A 16 Gb SD card can hold 2 hrs 40 at the highest res, 8 hours of 1280 x 720 30p or 16 hours of 640 x 480. The battery will run out before this – I’ve bought a spare, and they go for about 90 mins continuous use. You can also use 32 Gb cards
The 360° clip-on lens is a bit of a gimmick, but interesting. It records a true 360° circular picture. The software that comes with the cam can convert this to a narrow “ribbon” strip across the middle of a frame – when I walked around the room I disappeared off the right hand edge of the strip and reappeared on the left.
The mp4s go straight onto the Vegas timeline - preview a little slow on my ancient Core2Duo, but easy enough to edit using Ram Render occasionally.
So, very handy for the purpose I bought it for – to have in my pocket or car just in case ….
" I haven’t tried 24p yet – are there any recommended special steps to take going to 24p from 30p?"
I've never even attempted to do that conversion. 24p to 60i is an obvious breeze using pulldown however 24p to 30p requires serious interpolation and there's not enough data at 24p to make it flow smoothly at 30fps
If I had to do such a conversion I'd do it in AE using pixel tracking. Hideous render times even on a fast machine and things can go wrong requiring manual tweeking.
Thanks Bob - it was the other way round - I have 30p and was wondering what 24p might come up like ... in fact I just tried it and it's not bad - I'm going to try a 30/25/24 comparison of the same clip tomorrow and see what differences might emerge.
I don't want to start another long argument about interlaced vs progressive, but I put Blu-ray images on DVD media all the time and I've been quite happy with 720p60 at 15 mbps MPEG2. If you're not distributing the material to others, it would make a decent way of showing you own stuff on your own equipment assuming you have a capable Blu-ray player.
Yes Ralph - 30 minutes is the maximum continuous shooting time. It automatically stops then, and switches itself off. I don't know why such a limit exists, and I've put in a request for new firmware.

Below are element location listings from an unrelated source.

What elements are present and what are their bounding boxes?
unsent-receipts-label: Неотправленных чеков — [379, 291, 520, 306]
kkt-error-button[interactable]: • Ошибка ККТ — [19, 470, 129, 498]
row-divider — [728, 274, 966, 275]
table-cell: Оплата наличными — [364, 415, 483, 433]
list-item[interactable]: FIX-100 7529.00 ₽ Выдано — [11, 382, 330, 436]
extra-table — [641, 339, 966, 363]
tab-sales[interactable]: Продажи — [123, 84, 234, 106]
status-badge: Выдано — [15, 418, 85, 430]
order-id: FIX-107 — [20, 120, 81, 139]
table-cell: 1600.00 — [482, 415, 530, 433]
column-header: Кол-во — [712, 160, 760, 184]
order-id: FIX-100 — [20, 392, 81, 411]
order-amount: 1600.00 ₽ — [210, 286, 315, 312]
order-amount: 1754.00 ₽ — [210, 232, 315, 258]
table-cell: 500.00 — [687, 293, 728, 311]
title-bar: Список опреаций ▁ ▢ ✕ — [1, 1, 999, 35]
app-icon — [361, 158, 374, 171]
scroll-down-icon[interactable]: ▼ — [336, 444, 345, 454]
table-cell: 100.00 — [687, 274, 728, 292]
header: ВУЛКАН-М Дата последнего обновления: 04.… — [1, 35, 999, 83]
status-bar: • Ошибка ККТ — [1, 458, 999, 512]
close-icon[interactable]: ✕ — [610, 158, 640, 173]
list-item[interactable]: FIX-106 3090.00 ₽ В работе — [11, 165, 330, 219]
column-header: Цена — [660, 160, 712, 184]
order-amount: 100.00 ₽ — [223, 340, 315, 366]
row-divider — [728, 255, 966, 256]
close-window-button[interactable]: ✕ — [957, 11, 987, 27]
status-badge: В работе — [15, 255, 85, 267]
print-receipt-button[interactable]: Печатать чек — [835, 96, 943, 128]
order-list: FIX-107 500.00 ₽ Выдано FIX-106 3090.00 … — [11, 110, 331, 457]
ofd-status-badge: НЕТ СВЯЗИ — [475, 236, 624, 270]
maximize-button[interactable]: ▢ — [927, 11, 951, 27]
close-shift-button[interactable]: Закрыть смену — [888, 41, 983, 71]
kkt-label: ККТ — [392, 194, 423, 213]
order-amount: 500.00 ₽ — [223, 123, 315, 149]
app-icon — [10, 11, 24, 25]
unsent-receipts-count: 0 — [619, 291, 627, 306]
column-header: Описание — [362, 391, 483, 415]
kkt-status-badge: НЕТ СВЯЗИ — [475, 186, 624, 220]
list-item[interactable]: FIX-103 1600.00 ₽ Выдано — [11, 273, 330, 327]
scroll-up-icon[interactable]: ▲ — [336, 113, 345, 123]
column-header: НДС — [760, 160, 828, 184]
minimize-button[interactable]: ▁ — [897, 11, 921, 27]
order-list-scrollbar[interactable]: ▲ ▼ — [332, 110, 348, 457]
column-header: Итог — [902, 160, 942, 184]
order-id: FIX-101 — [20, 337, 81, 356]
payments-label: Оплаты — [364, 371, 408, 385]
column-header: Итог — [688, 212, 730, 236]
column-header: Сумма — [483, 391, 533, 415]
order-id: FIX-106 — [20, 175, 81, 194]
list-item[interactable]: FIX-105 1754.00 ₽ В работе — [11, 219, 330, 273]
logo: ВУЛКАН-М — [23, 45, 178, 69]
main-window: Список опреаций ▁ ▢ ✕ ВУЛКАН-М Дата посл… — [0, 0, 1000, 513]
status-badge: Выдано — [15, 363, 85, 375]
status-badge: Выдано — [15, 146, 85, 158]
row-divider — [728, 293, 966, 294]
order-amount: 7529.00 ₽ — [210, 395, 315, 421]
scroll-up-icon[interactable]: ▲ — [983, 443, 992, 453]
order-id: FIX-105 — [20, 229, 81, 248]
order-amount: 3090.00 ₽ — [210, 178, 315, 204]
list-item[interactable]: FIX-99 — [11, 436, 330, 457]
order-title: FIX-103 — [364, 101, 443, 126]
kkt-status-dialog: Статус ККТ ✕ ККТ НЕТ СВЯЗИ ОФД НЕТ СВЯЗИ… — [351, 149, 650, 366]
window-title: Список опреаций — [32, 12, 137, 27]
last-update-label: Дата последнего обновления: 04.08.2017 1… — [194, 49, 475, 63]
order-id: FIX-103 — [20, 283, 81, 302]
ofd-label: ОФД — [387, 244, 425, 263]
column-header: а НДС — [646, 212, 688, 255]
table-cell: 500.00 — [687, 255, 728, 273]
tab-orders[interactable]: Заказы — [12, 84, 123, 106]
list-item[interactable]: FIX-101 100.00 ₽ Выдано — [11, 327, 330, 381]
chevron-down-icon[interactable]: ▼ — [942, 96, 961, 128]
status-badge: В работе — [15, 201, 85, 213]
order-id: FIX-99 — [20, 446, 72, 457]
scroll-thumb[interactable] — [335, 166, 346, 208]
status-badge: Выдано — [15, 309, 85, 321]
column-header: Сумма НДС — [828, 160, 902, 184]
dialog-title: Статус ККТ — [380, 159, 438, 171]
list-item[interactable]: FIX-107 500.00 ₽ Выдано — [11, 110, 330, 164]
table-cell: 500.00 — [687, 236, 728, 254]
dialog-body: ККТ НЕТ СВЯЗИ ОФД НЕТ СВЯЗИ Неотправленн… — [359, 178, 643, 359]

I guess it's designed for short bursts - the "blogging market". With the supplied software, you can even upload directly from the camera to YouTube.
Thanks for that John. I haven't yet got into BluRay. My normal shooting, on EX1, has all finished up on SD DVDs, and if I want to display HD for my own purposes, I've been using a WD Media Player attached to my Sony Bravia.
I use the WD Media Player, also. I see the "file player' capability being built into TVs. We seem to be moving away from physical media except as a distribution methodology.